Heatway hoped to win money from Goodyear to create a fund to fix failed systems.

Chiles predicted that Goodyear will ultimately end up paying “to fix this mess” and that Heatway will survive because of the support of its customers and homeowners.

“I think it should have gone the other way,” said hydronic consultant Dan Holohan. “I’ve seen these jobs and I’m pretty convinced that there’s something wrong with that hose.” Holohan noted that Goodyear has blamed contractors.

“These contractors are professionals,” he said. “They put them in the same way they’ve used other people’s products”

Holohan said he doesn’t believe that the recommendations on Goodyear’s Web site for actions such as air elimination and water treatment would have made any difference in the failed jobs that he’s seen.

“The door is open for a major manufacturer to point at product problems and say it’s the contractor,” Holohan said. “They [Goodyear] are flat out saying they would put Entran II in a house. That calls contractors who have put in 10,000 jobs incompetent. These are not contractors doing this for the first time. These are guys doing radiant heat every day.”
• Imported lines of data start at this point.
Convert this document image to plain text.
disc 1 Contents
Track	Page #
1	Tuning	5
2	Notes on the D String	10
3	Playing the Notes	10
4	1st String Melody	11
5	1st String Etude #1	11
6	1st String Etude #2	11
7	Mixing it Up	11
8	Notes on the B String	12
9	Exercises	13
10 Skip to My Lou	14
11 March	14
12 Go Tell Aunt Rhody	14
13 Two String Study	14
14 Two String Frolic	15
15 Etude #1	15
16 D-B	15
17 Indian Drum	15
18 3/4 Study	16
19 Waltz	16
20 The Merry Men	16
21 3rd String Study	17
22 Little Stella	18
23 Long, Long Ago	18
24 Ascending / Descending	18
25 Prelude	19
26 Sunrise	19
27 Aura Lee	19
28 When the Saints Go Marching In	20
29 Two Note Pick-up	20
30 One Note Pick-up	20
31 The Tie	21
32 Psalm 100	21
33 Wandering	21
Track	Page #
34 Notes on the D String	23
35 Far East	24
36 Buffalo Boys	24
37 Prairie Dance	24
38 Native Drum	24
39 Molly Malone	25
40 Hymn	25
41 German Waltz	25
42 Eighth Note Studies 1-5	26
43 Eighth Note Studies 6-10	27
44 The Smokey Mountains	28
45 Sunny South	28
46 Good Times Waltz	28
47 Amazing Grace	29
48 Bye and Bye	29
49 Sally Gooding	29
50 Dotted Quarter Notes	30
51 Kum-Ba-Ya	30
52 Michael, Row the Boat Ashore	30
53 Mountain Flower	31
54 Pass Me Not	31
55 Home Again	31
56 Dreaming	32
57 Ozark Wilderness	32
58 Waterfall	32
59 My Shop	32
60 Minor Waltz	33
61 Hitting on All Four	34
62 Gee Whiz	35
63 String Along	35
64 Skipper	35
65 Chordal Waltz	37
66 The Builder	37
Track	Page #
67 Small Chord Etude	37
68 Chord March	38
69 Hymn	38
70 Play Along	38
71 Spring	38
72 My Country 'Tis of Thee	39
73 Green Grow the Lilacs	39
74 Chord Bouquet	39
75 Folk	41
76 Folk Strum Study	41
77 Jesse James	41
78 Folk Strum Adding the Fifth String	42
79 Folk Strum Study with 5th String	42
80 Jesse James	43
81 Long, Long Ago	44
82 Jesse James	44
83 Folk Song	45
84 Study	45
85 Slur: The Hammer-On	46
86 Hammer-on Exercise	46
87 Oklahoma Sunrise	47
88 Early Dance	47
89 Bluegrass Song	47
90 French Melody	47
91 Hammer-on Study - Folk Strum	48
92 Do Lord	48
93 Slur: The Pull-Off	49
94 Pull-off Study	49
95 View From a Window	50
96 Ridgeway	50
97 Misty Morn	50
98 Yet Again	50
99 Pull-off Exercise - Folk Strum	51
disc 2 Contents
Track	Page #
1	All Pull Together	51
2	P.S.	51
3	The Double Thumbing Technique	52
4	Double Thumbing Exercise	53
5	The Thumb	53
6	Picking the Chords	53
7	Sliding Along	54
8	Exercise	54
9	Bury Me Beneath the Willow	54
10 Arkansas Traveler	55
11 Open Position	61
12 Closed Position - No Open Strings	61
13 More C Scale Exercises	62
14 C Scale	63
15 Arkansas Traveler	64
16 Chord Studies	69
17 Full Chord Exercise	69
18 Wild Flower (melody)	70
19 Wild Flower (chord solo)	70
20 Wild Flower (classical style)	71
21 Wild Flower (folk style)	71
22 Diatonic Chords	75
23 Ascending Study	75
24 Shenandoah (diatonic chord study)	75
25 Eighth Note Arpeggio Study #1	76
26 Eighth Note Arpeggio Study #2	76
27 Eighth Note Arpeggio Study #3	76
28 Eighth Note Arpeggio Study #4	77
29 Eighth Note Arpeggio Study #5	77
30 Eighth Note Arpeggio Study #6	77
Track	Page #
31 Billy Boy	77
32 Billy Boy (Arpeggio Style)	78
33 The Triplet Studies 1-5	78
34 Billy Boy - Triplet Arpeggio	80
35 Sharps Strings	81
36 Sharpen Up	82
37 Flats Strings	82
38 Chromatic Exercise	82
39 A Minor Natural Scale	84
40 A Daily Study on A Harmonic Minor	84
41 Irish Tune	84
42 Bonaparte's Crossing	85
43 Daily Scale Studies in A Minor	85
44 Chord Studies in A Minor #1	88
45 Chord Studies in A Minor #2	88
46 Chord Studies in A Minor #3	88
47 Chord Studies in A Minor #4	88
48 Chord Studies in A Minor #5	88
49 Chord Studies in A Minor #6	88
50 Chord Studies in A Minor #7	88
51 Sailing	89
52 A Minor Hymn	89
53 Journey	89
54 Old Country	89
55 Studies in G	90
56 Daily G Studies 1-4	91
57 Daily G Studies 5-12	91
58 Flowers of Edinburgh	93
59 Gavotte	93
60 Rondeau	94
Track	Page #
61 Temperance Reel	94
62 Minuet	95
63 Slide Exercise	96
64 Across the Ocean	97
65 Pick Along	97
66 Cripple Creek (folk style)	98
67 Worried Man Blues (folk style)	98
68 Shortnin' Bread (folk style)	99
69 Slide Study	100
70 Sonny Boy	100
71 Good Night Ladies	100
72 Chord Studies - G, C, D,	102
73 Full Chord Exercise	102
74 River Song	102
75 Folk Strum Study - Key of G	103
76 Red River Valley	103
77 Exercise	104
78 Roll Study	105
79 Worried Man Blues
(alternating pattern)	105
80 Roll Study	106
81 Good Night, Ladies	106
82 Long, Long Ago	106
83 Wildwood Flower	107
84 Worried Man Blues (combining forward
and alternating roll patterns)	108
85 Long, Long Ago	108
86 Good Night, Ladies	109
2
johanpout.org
Holohan fears that if Heatway is forced to liquidate, that homeowners will hold contractors liable.

Rachel Yates, a partner in Holland & Hart, Denver, said her firm is working with Black, Allely, Ryon and Maus, also in Denver. The two law firms represent about 15 homeowners, Yates said.

She said the two firms have filed suit in both state and federal courts. A class-action lawsuit has been filed in state court in Eagle County, Colorado, and a second class-action suit is being considered in the Rocky Mountain area and Alaska.

“The court system in the Rocky Mountain region is not that overloaded, so we expect trial in a year or year-and-a-half, unless there’s an earlier ruling on the case,” Yates said. “The class action in Colorado court will have a hearing to determine if the class should be certified and that will be heard in July.”

Yates said that Goodyear’s victory against Heatway would not relieve it from its obligation to homeowners.

“They [Heatway] were having to establish that the entire product was unmerchantable and that’s just something they apparently were unable to prove,” Yates said. “In any given home with several thousand feet of this hose, perhaps not every inch of it is subject to failure, but that’s not the test for damages.”

Yates said that an implied warranty of merchantability or fitness for a particular purpose could be argued, in addition to the Colorado Consumer Protection Act, which permits treble damages.